Keteraniayaan yang Dialami Imam Ali a.s. (2)

Meskipun Imam Ali sudah sedemikian teliti di dalam menghitung harta baitul mal, namun dia masih menangis di waktu sahur (karena takut tidak berlaku teliti sampai batas yang cukup atau takut melakukan kesalahan), dan berdoa kepada Allah Swt dengan mengatakan, “Ya Allah, aku berlindung kepadamu dari tanya-jawab perhitungan. Ya Allah, aku berlindung kepadamu dari perhitunganmu di Hari Kiamat, di mana di situ tidak ada sehelai rambut pun yang tertinggal.” Untuk itulah dia menangis, karena takut ada harta orang lain yang menempel pada tangannya.

Pada kesempatan lain Imam Ali a.s. mengatakan, “Demi Allah, seandainya diberikan kepadaku tujuh kawasan dengan segala sesuatu yang ada di bawahnya supaya aku bermaksiat kepada Allah Swt dengan cara merebut sebutir biji gandum dari seekor semut, niscaya aku tidak mau melakukannya.”

Ini bukan perkataan yang berlebihan, ini adalah perkataan manusia maksum. Dengan kata-katanya ini Imam Ali a.s. ingin mengatakan kepada kita, Jauhilah kezaliman di dalam perbuatan Anda! Janganlah Anda menzalimi istri dan anak-anak Anda! Demikian juga dengan Anda wahai ibu-ibu, janganlah sampai Anda menzalimi suami Anda! Hendaknya kita semua menjaga kehormatan dan martabat orang lain. Menggunjing itu zalim, menuduh itu zalim, menyebarluaskan isu yang memecah belah manusia itu zalim, dan termasuk kezaliman yang besar. Imam as berkata,

“Memakan satu dirham uang riba dosanya sebanding dengan berzina sebanyak 70 kali dengan orang yang sudah menikah.” Kemudian Imam as melanjutkan perkataannya, “Menggunjing itu dosanya lebih besar dari memakan riba.” Oleh karena itu, janganlah Anda berbuat zalim terhadap kaum Muslim dan menghilangkan martabat dan kehormatan mereka! Sesungguhnya Allah Swt menyukai air muka dan kehormatan kaum Muslim.”

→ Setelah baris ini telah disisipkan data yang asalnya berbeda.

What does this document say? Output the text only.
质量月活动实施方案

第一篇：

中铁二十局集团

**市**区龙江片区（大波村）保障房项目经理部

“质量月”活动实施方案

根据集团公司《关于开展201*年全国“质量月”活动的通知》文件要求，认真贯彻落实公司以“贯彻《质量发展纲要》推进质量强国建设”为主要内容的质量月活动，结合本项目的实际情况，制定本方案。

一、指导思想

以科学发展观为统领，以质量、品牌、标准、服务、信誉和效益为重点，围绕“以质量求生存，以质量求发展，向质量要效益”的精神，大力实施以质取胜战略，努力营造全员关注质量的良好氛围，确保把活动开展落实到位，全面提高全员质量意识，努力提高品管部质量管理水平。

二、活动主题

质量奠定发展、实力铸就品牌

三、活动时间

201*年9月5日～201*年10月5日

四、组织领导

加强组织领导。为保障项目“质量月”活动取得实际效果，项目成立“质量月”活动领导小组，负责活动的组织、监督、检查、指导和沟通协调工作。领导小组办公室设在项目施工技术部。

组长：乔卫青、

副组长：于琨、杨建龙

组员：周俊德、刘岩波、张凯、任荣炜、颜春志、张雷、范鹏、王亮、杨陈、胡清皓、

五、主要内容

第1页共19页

Pelayanan kepada Manusia Merupakan Sumber Kebahagiaan Para Imam a.s.

Jika Anda ingin kebutuhan-kebutuhan Anda terpenuhi, jika Anda ingin akhir dari kehidupan Anda berada dalam kebaikan, jika Anda ingin masa depan anak-anak Anda terjamin, maka berusahalah sekuat tenaga untuk bisa memenuhi kebutuhan orang lain. Karena sesungguhnya keridhaan Allah, keridhaan Rasulullah saw dan keridhaan para Imam a.s. terletak pada perbuatan ini; dan demikian juga kemurkaan mereka terletak perbuatan zalim terhadap manusia.

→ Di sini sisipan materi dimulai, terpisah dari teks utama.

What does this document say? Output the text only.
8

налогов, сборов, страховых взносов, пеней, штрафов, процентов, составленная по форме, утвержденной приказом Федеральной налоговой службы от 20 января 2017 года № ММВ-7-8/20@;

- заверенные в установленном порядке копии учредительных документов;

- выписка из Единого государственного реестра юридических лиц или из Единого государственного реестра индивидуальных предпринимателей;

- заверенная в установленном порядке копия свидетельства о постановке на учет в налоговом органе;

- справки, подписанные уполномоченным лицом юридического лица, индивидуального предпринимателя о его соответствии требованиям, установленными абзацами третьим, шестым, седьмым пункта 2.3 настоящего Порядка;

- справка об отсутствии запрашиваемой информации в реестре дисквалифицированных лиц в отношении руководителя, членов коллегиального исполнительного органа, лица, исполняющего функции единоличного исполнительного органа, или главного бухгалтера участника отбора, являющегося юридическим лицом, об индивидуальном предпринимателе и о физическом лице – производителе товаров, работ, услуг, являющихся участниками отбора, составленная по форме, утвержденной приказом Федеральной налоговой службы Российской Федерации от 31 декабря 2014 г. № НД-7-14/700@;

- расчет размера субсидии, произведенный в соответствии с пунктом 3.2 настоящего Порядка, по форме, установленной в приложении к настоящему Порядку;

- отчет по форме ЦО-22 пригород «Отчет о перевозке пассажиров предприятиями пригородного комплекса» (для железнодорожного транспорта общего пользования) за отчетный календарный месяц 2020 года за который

Imam Jakfar Shadiq a.s. berkata, “Wahai para pengikut kami, kenapa kamu menyakiti hati kami sampai batas seperti ini? Kenapa kamu menyakiti kami sampai batas seperti ini?” Kemudian berdirilah seorang laki-laki ke tengah­tengah majelis dan berkata, “Wahai putra Rasulullah, kapan kami telah menyakiti kamu?” Imam Jakfar Shadiq menjawab, “Dua hari yang lalu.” Imam meneruskan, “Bukankah kamu telah mendatangiku dengan berkendaraan, bukankah di tengah jalan kamu telah berjumpa dengan seorang laki-laki yang kelelahan di sisi jalan dan meminta kepadamu untuk diberi tumpangan, namun kamu menolaknya padahal kamu mampu memberinya tumpangan. Dengan perbuatanmu ini berarti kamu telah menyakiti hati Rasulullah Saw dan telah menyakiti hati Amirul Mukminin Ali bin Abi Thalib a.s.”

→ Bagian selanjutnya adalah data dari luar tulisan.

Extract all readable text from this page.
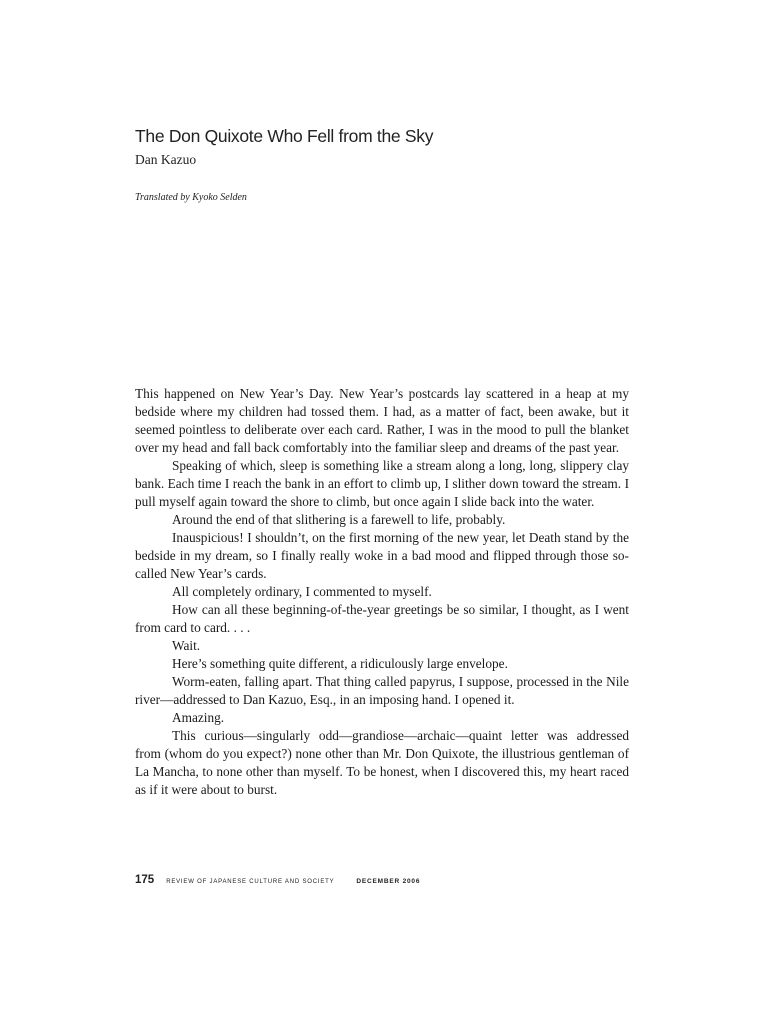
The Don Quixote Who Fell from the Sky
Dan Kazuo
Translated by Kyoko Selden

This happened on New Year’s Day. New Year’s postcards lay scattered in a heap at my bedside where my children had tossed them. I had, as a matter of fact, been awake, but it seemed pointless to deliberate over each card. Rather, I was in the mood to pull the blanket over my head and fall back comfortably into the familiar sleep and dreams of the past year.

Speaking of which, sleep is something like a stream along a long, long, slippery clay bank. Each time I reach the bank in an effort to climb up, I slither down toward the stream. I pull myself again toward the shore to climb, but once again I slide back into the water.

Around the end of that slithering is a farewell to life, probably.

Inauspicious! I shouldn’t, on the first morning of the new year, let Death stand by the bedside in my dream, so I finally really woke in a bad mood and flipped through those so-called New Year’s cards.

All completely ordinary, I commented to myself.

How can all these beginning-of-the-year greetings be so similar, I thought, as I went from card to card. . . .

Wait.

Here’s something quite different, a ridiculously large envelope.

Worm-eaten, falling apart. That thing called papyrus, I suppose, processed in the Nile river—addressed to Dan Kazuo, Esq., in an imposing hand. I opened it.

Amazing.

This curious—singularly odd—grandiose—archaic—quaint letter was addressed from (whom do you expect?) none other than Mr. Don Quixote, the illustrious gentleman of La Mancha, to none other than myself. To be honest, when I discovered this, my heart raced as if it were about to burst.

175 REVIEW OF JAPANESE CULTURE AND SOCIETY	DECEMBER 2006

Amirul Mukminin Ali bin Abi Thalib a.s. telah bersedia menanggung peperangan Jamal dengan tujuan semata-mata untuk menghadapi segala macam bentuk kerendahan, dengan tujuan supaya tidak ada kezaliman, supaya hak-hak kaum Muslim sampai kepada pemiliknya yang sah. Demikian juga dengan musibah-musibah yang lebih besar lainnya, seperti perang Shiffin, perang Nahrawan dan perang Khawarij. semua itu dilakukan oleh Imam Ali as semata-mata untuk menghadapi segala macam bentuk kerendahan dan kezaliman.